What the party notices:
- Fresh boot prints in the ash, at least four sets, leading inside.
- A discarded ration wrapper near the entrance, still clean. These people arrived recently.
- Perception DC 12: A lookout is posted on the station roof behind the antenna array, watching the road with binoculars. They have not spotted the party yet if the party is approaching carefully.
- Perception DC 15: Scuffed drag marks near the door suggest something heavy was hauled inside.
2. Ground Floor
A single large room that was once a relay operations center. Rows of dead equipment line the walls, their panels stripped or smashed. The air smells like cold ash and gun oil.
What the party finds:
- Five bedrolls arranged around a cold fire pit in the center of the room. A few personal effects: ammunition, a whetstone, a flask of rotgut.
- Iron Wolf kill-marks scratched into the wall near the bedrolls. These are scouts, not settlers.
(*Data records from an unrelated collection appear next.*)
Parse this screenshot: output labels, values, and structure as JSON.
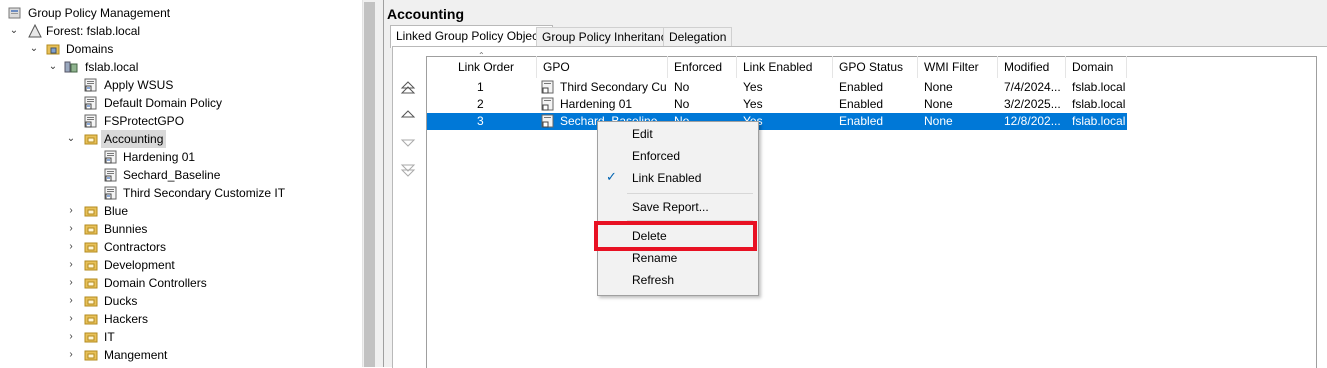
{
  "tree": {
    "root": "Group Policy Management",
    "forest": "Forest: fslab.local",
    "domains": "Domains",
    "domain": "fslab.local",
    "items": [
      {
        "label": "Apply WSUS",
        "kind": "gpo"
      },
      {
        "label": "Default Domain Policy",
        "kind": "gpo"
      },
      {
        "label": "FSProtectGPO",
        "kind": "gpo"
      },
      {
        "label": "Accounting",
        "kind": "ou",
        "expanded": true,
        "selected": true
      },
      {
        "label": "Hardening 01",
        "kind": "gpo",
        "child": true
      },
      {
        "label": "Sechard_Baseline",
        "kind": "gpo",
        "child": true
      },
      {
        "label": "Third Secondary Customize IT",
        "kind": "gpo",
        "child": true
      },
      {
        "label": "Blue",
        "kind": "ou"
      },
      {
        "label": "Bunnies",
        "kind": "ou"
      },
      {
        "label": "Contractors",
        "kind": "ou"
      },
      {
        "label": "Development",
        "kind": "ou"
      },
      {
        "label": "Domain Controllers",
        "kind": "ou"
      },
      {
        "label": "Ducks",
        "kind": "ou"
      },
      {
        "label": "Hackers",
        "kind": "ou"
      },
      {
        "label": "IT",
        "kind": "ou"
      },
      {
        "label": "Mangement",
        "kind": "ou"
      }
    ]
  },
  "pane": {
    "title": "Accounting",
    "tabs": [
      "Linked Group Policy Objects",
      "Group Policy Inheritance",
      "Delegation"
    ],
    "active_tab": 0
  },
  "table": {
    "columns": [
      "Link Order",
      "GPO",
      "Enforced",
      "Link Enabled",
      "GPO Status",
      "WMI Filter",
      "Modified",
      "Domain"
    ],
    "rows": [
      [
        "1",
        "Third Secondary Cu...",
        "No",
        "Yes",
        "Enabled",
        "None",
        "7/4/2024...",
        "fslab.local"
      ],
      [
        "2",
        "Hardening 01",
        "No",
        "Yes",
        "Enabled",
        "None",
        "3/2/2025...",
        "fslab.local"
      ],
      [
        "3",
        "Sechard_Baseline",
        "No",
        "Yes",
        "Enabled",
        "None",
        "12/8/202...",
        "fslab.local"
      ]
    ],
    "selected_row": 2
  },
  "context_menu": {
    "items": [
      {
        "label": "Edit"
      },
      {
        "label": "Enforced"
      },
      {
        "label": "Link Enabled",
        "checked": true
      },
      {
        "label": "Save Report..."
      },
      {
        "label": "Delete",
        "highlighted": true
      },
      {
        "label": "Rename"
      },
      {
        "label": "Refresh"
      }
    ]
  },
  "colors": {
    "selection": "#0078d7",
    "highlight_box": "#e81123",
    "ou_folder": "#e8c15a"
  }
}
- A heavy steel door at the back of the room leads to the server room. It is locked with a pre-war electronic lock.
- Technology DC 14 to hack the lock open.
- MIG DC 16 to force the door (loud; alerts everyone in the station).
- The Iron Wolf scouts have not breached it yet. They are arguing about whether to blow it open or call for a technician.
3. Server Room
A small, sealed room behind the locked door. The air is cool and dry. Banks of dead servers line the walls, but one terminal in the center is still powered, its screen casting green light across the room. A low hum comes from a backup fusion cell beneath the floor.
What the party finds:
- The functioning terminal is broadcasting the distress signal on a loop. The signal is automated, but 30 minutes ago someone on a remote terminal sent a one-word acknowledgment: "Confirmed."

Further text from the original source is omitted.